Face à la liste des formations de santé disponibles, beaucoup de lycéens se demandent combien de vœux formuler, et surtout lesquels privilégier. C'est une question légitime, et la réponse tient moins à un chiffre qu'à une méthode.
En bref
- Il n'existe pas de nombre « idéal » de vœux à formuler pour les études de santé.
- Diversifier ses vœux (villes, filières de santé, formations connexes) est une stratégie souvent payante.
- Chaque vœu doit être accompagné d'un projet de formation motivé sincère et spécifique.
- Les vœux ne sont pas classés au moment de leur formulation.
- Un vœu supplémentaire n'a de sens que s'il correspond réellement à un projet.
Pourquoi la question du nombre de vœux n'est pas la bonne entrée
Face à l'enjeu que représentent les études de santé, la tentation est grande de multiplier les vœux pour « maximiser ses chances ». Pourtant, un vœu qui ne correspond à aucun projet réel a peu de valeur : il faut, pour chacun, être capable de rédiger un projet de formation motivé cohérent. Mieux vaut une liste réfléchie de vœux qui ont du sens qu'une liste très longue mais peu argumentée, car un dossier dispersé finit souvent par manquer de force partout à la fois.
Diversifier intelligemment ses vœux
Diversifier ne veut pas dire disperser. Il peut être pertinent d'envisager plusieurs villes universitaires, si la mobilité est possible, ou encore de considérer différentes filières de santé (médecine, pharmacie, odontologie, maïeutique) plutôt que de se focaliser sur une seule option. Cette diversification permet d'ouvrir le champ des possibles sans renoncer à son projet initial. Elle s'accompagne souvent d'une réflexion sur des passerelles ou des parcours alternatifs, qui peuvent aussi mener vers la santé par d'autres chemins, parfois plus progressifs.
Le rôle central du projet de formation motivé
Chaque vœu s'accompagne d'un texte où le candidat explique son projet et sa motivation. Ce texte n'a pas besoin d'être un exercice de style : il doit surtout être sincère, précis et cohérent avec le parcours suivi au lycée. Évoquer les spécialités choisies, une expérience de terrain, une lecture ou un engagement associatif en lien avec le soin peut donner du relief à ce texte, à condition que cela reflète une réflexion authentique plutôt qu'un argumentaire plaqué.
Vœux « de sécurité » : une fausse bonne idée ?
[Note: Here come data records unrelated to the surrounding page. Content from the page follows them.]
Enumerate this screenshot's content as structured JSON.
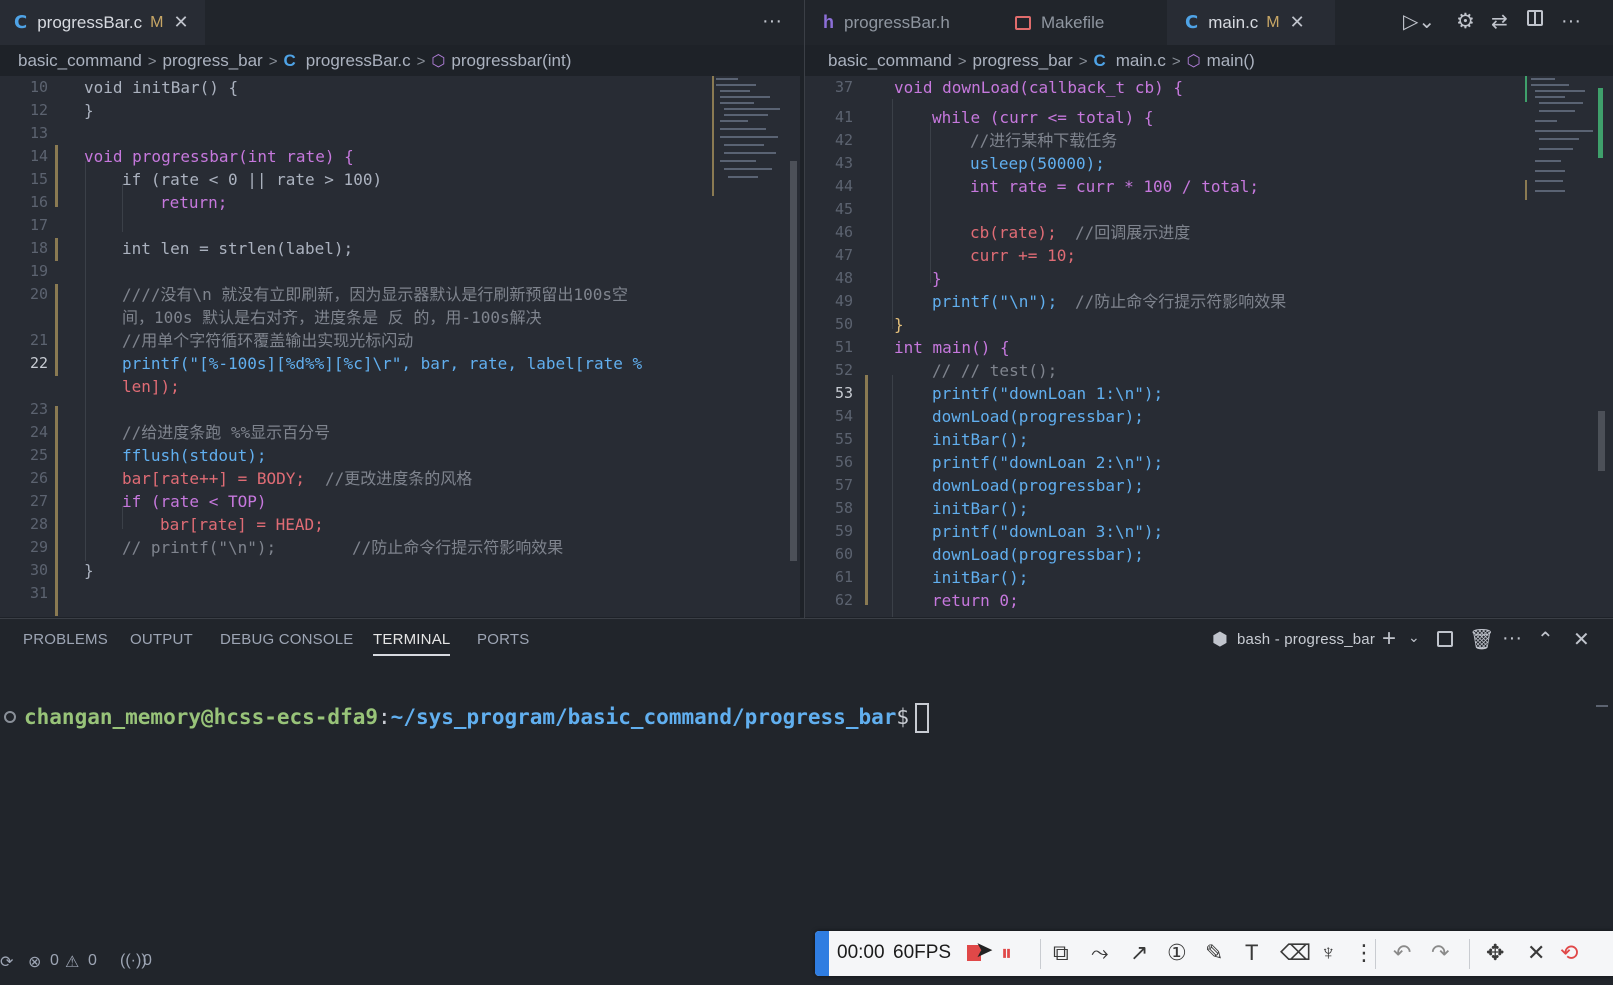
{
  "left_tabs": [
    {
      "label": "progressBar.c",
      "modified": "M",
      "active": true
    }
  ],
  "right_tabs": [
    {
      "label": "progressBar.h",
      "active": false
    },
    {
      "label": "Makefile",
      "active": false
    },
    {
      "label": "main.c",
      "modified": "M",
      "active": true
    }
  ],
  "left_crumbs": {
    "p1": "basic_command",
    "p2": "progress_bar",
    "file": "progressBar.c",
    "func": "progressbar(int)"
  },
  "right_crumbs": {
    "p1": "basic_command",
    "p2": "progress_bar",
    "file": "main.c",
    "func": "main()"
  },
  "left_lines": [
    "10",
    "12",
    "13",
    "14",
    "15",
    "16",
    "17",
    "18",
    "19",
    "20",
    "",
    "21",
    "22",
    "",
    "23",
    "24",
    "25",
    "26",
    "27",
    "28",
    "29",
    "30",
    "31"
  ],
  "right_lines": [
    "37",
    "41",
    "42",
    "43",
    "44",
    "45",
    "46",
    "47",
    "48",
    "49",
    "50",
    "51",
    "52",
    "53",
    "54",
    "55",
    "56",
    "57",
    "58",
    "59",
    "60",
    "61",
    "62"
  ],
  "left_code": {
    "l10": "void initBar() {",
    "l12": "}",
    "l14": "void progressbar(int rate) {",
    "l15": "if (rate < 0 || rate > 100)",
    "l16": "return;",
    "l18": "int len = strlen(label);",
    "l20a": "////没有\\n 就没有立即刷新，因为显示器默认是行刷新预留出100s空",
    "l20b": "间，100s 默认是右对齐，进度条是  反 的，用-100s解决",
    "l21": "//用单个字符循环覆盖输出实现光标闪动",
    "l22a": "printf(\"[%-100s][%d%%][%c]\\r\", bar, rate, label[rate %",
    "l22b": "len]);",
    "l24": "//给进度条跑  %%显示百分号",
    "l25": "fflush(stdout);",
    "l26a": "bar[rate++] = BODY;",
    "l26b": "//更改进度条的风格",
    "l27": "if (rate < TOP)",
    "l28": "bar[rate] = HEAD;",
    "l29a": "// printf(\"\\n\");",
    "l29b": "//防止命令行提示符影响效果",
    "l30": "}"
  },
  "right_code": {
    "l37": "void downLoad(callback_t cb) {",
    "l41": "while (curr <= total) {",
    "l42": "//进行某种下载任务",
    "l43": "usleep(50000);",
    "l44": "int rate = curr * 100 / total;",
    "l46a": "cb(rate);",
    "l46b": "//回调展示进度",
    "l47": "curr += 10;",
    "l48": "}",
    "l49a": "printf(\"\\n\");",
    "l49b": "//防止命令行提示符影响效果",
    "l50": "}",
    "l51": "int main() {",
    "l52": "// // test();",
    "l53": "printf(\"downLoan 1:\\n\");",
    "l54": "downLoad(progressbar);",
    "l55": "initBar();",
    "l56": "printf(\"downLoan 2:\\n\");",
    "l57": "downLoad(progressbar);",
    "l58": "initBar();",
    "l59": "printf(\"downLoan 3:\\n\");",
    "l60": "downLoad(progressbar);",
    "l61": "initBar();",
    "l62": "return 0;"
  },
  "panel": {
    "tabs": [
      "PROBLEMS",
      "OUTPUT",
      "DEBUG CONSOLE",
      "TERMINAL",
      "PORTS"
    ],
    "terminal_name": "bash - progress_bar"
  },
  "terminal": {
    "user_host": "changan_memory@hcss-ecs-dfa9",
    "colon": ":",
    "path": "~/sys_program/basic_command/progress_bar",
    "prompt": "$"
  },
  "recorder": {
    "time": "00:00",
    "fps": "60FPS"
  },
  "status": {
    "errors": "0",
    "warnings": "0",
    "ports": "0"
  },
  "colors": {
    "accent": "#2f7de1",
    "user": "#98c379",
    "path": "#61afef",
    "record": "#e04848"
  }
}
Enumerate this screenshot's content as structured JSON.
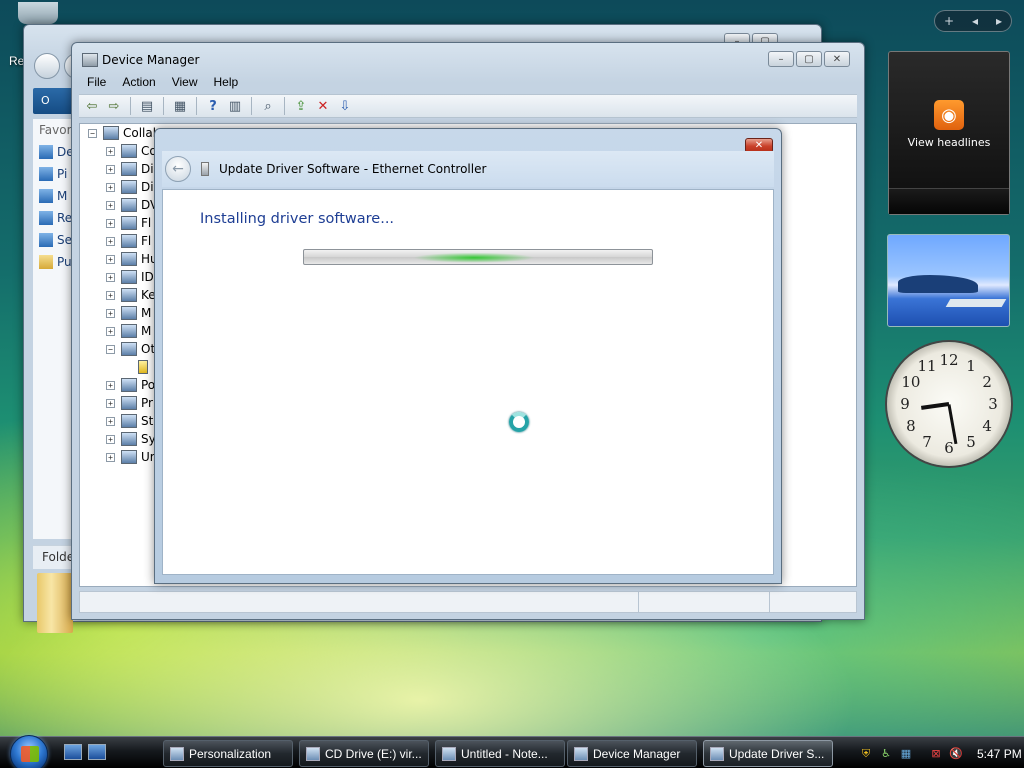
{
  "desktop": {
    "recycle_label": "Re"
  },
  "sidebar": {
    "toolbar": {
      "add": "+",
      "prev": "◂",
      "next": "▸"
    },
    "rss": {
      "label": "View headlines"
    },
    "clock": {
      "numbers": [
        "12",
        "1",
        "2",
        "3",
        "4",
        "5",
        "6",
        "7",
        "8",
        "9",
        "10",
        "11"
      ]
    }
  },
  "explorer": {
    "org_label": "O",
    "favorites_label": "Favor",
    "left_items": [
      "De",
      "Pi",
      "M",
      "Re",
      "Se",
      "Pu"
    ],
    "folders_label": "Folde"
  },
  "device_manager": {
    "title": "Device Manager",
    "menu": [
      "File",
      "Action",
      "View",
      "Help"
    ],
    "root": "Collab",
    "tree_items": [
      "Co",
      "Di",
      "Di",
      "DV",
      "Fl",
      "Fl",
      "Hu",
      "ID",
      "Ke",
      "M",
      "M",
      "Ot",
      "",
      "Po",
      "Pr",
      "St",
      "Sy",
      "Ur"
    ]
  },
  "dialog": {
    "title": "Update Driver Software - Ethernet Controller",
    "heading": "Installing driver software...",
    "close_glyph": "✕",
    "progress": "indeterminate"
  },
  "taskbar": {
    "tasks": [
      {
        "label": "Personalization",
        "active": false
      },
      {
        "label": "CD Drive (E:) vir...",
        "active": false
      },
      {
        "label": "Untitled - Note...",
        "active": false
      },
      {
        "label": "Device Manager",
        "active": false
      },
      {
        "label": "Update Driver S...",
        "active": true
      }
    ],
    "time": "5:47 PM"
  },
  "colors": {
    "heading_blue": "#1e3e94",
    "progress_green": "#2dc82d",
    "spinner_teal": "#25a3a7",
    "rss_orange": "#f08a24"
  }
}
Certains candidats ajoutent des vœux uniquement « par sécurité », sans réel intérêt pour la formation visée. Ce réflexe est compréhensible, mais il vaut mieux qu'il reste mesuré : un vœu qui ne s'accompagne d'aucune motivation réelle est difficile à défendre dans le dossier, et peut se révéler contre-productif. Il est souvent plus utile de consacrer son énergie à bien construire les vœux qui comptent vraiment pour soi, en veillant à la cohérence de son dossier dans son ensemble.
Se donner le temps de la réflexion
La liste de vœux se construit idéalement sur plusieurs mois, pas dans la précipitation des derniers jours. Prendre le temps d'échanger avec des professeurs, de consulter les informations disponibles sur chaque formation et de discuter avec des étudiants permet d'affiner ses choix progressivement, et d'arriver au moment de la formulation avec des idées déjà bien décantées.
- Lister les formations de santé qui correspondent réellement à son projet.
- Étudier la possibilité d'élargir sa recherche à plusieurs villes.
- Rédiger un projet de formation motivé différent et sincère pour chaque vœu.
- Éviter les vœux purement « alibi », sans motivation réelle derrière.
Une liste de vœux réussie n'est pas la plus longue, c'est celle qui raconte une trajectoire cohérente.
Formuler ses vœux, c'est finalement moins une question de stratégie pure qu'un exercice de clarification de son propre projet. Plus ce projet est clair, plus les vœux — et les textes qui les accompagnent — deviennent faciles à écrire.